At the heart of DeepScan, is a fully automated web browser that can understand and interact with complex web technologies such as AJAX, SOAP/WSDL, SOAP/WCF, REST/WADL, XML, JSON, Google Web Toolkit (GWT) and CRUD operations just like a regular browser would. This allows Acunetix to test a web application just as though it is running inside of a user’s browser, allowing the scanner to seamlessly interact with complex controls just as a user would, significantly increasing the scanner’s coverage of the web application.
DeepScan has been further optimized to analyze websites and web applications developed in Ruby on Rails and Java Frameworks including Java Server Faces (JSF), Spring and Struts.

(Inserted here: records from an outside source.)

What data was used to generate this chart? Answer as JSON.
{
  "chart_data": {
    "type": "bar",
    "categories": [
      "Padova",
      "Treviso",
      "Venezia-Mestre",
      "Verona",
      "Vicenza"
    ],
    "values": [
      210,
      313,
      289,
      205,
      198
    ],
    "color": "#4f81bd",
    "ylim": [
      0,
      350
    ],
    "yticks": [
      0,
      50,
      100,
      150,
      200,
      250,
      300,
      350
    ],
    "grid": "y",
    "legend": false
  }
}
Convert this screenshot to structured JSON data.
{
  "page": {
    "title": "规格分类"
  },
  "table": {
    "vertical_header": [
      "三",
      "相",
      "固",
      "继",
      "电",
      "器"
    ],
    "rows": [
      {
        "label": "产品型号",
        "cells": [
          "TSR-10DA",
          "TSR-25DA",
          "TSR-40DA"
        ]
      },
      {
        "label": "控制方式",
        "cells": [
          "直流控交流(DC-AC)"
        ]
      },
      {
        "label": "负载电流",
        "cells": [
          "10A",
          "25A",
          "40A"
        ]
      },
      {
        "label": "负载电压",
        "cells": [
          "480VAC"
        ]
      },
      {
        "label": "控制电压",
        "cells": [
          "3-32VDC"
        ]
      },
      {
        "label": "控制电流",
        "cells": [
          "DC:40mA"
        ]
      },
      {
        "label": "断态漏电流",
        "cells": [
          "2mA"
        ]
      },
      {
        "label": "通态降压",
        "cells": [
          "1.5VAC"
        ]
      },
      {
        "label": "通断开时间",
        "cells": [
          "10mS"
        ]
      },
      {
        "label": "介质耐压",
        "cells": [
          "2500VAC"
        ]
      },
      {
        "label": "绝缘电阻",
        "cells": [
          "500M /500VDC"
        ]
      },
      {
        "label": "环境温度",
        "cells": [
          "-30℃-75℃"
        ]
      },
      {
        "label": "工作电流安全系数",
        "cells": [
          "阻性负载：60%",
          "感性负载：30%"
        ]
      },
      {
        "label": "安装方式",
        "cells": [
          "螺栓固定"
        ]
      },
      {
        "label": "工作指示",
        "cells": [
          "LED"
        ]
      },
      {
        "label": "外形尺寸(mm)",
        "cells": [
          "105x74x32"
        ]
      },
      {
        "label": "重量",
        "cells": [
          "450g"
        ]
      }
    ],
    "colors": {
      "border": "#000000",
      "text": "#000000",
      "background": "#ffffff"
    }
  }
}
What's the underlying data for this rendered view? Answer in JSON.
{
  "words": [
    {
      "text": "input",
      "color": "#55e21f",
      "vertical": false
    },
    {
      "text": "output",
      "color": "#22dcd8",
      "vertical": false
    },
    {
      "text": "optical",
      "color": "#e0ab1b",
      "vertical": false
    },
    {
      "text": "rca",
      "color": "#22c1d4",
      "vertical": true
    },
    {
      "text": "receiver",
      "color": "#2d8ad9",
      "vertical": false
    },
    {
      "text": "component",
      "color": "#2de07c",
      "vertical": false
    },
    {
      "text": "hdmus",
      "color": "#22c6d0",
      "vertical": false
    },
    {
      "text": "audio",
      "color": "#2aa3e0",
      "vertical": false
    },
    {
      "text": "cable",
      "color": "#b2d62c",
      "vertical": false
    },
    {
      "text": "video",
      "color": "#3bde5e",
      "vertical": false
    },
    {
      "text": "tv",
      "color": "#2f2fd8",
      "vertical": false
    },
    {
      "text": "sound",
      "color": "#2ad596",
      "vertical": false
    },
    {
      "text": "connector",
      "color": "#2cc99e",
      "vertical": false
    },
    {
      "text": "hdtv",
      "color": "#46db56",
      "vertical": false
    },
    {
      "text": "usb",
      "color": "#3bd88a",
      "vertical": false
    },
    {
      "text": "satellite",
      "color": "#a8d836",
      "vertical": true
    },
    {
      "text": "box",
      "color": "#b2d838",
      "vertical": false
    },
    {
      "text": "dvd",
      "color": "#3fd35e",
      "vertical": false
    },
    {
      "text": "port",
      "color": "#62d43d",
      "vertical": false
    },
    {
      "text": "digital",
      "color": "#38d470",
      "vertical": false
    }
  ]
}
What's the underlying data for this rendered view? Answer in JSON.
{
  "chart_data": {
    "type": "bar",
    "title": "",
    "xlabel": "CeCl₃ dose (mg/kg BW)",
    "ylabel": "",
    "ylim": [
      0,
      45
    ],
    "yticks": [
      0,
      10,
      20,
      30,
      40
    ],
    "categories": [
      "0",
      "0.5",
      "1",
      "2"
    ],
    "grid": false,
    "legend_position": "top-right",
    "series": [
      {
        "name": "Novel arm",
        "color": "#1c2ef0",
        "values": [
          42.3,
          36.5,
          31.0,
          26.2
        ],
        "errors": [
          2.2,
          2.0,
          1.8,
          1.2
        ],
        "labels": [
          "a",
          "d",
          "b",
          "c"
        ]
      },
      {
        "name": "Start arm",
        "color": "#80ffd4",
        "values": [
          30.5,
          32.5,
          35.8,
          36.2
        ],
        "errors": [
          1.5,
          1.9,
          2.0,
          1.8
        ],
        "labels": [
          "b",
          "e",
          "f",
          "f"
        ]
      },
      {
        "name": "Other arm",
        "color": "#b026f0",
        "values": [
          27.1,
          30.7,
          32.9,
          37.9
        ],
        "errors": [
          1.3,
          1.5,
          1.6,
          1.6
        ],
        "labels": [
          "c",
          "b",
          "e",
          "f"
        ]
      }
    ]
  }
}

Hassle-free Authenticated Web Application Testing
Testing authenticated areas of your websites and web applications is absolutely crucial to ensure full testing coverage. Acunetix can automatically test authenticated areas by recording a Login Sequence using the Login Sequence Recorder. The Login Sequence Recorder makes it quick and easy to record a series of actions the scanner can re-play to authenticate to a page. The Login Sequence Recorder can also record a series of Restrictions; making it trivial to granularly limit the scope of a scan in a few clicks.
Acunetix Login Sequence Recorder supports a large number of authentication mechanisms including
- Multi-step/Custom Authentication Schemes
- Single Sign-On Authentication
- Multi-factor Authentication
Malware URL Detection
Acunetix includes a malware detection service that detects URLs linking to external sites known to host malware or that are known to be used for phishing attacks.
Such links may indicate that the site being scanned has either been compromised, or that somehow an attacker has managed to inject URLs to the malicious site. It may also indicate that a legitimate site that your site links to has been compromised and is hosting malware.
We use both Apache and IIS servers and technologies including PHP, .NET, C, Perl and Java, for which we have found Acunetix to be very effective. We also find it very well priced in comparison to its competitors.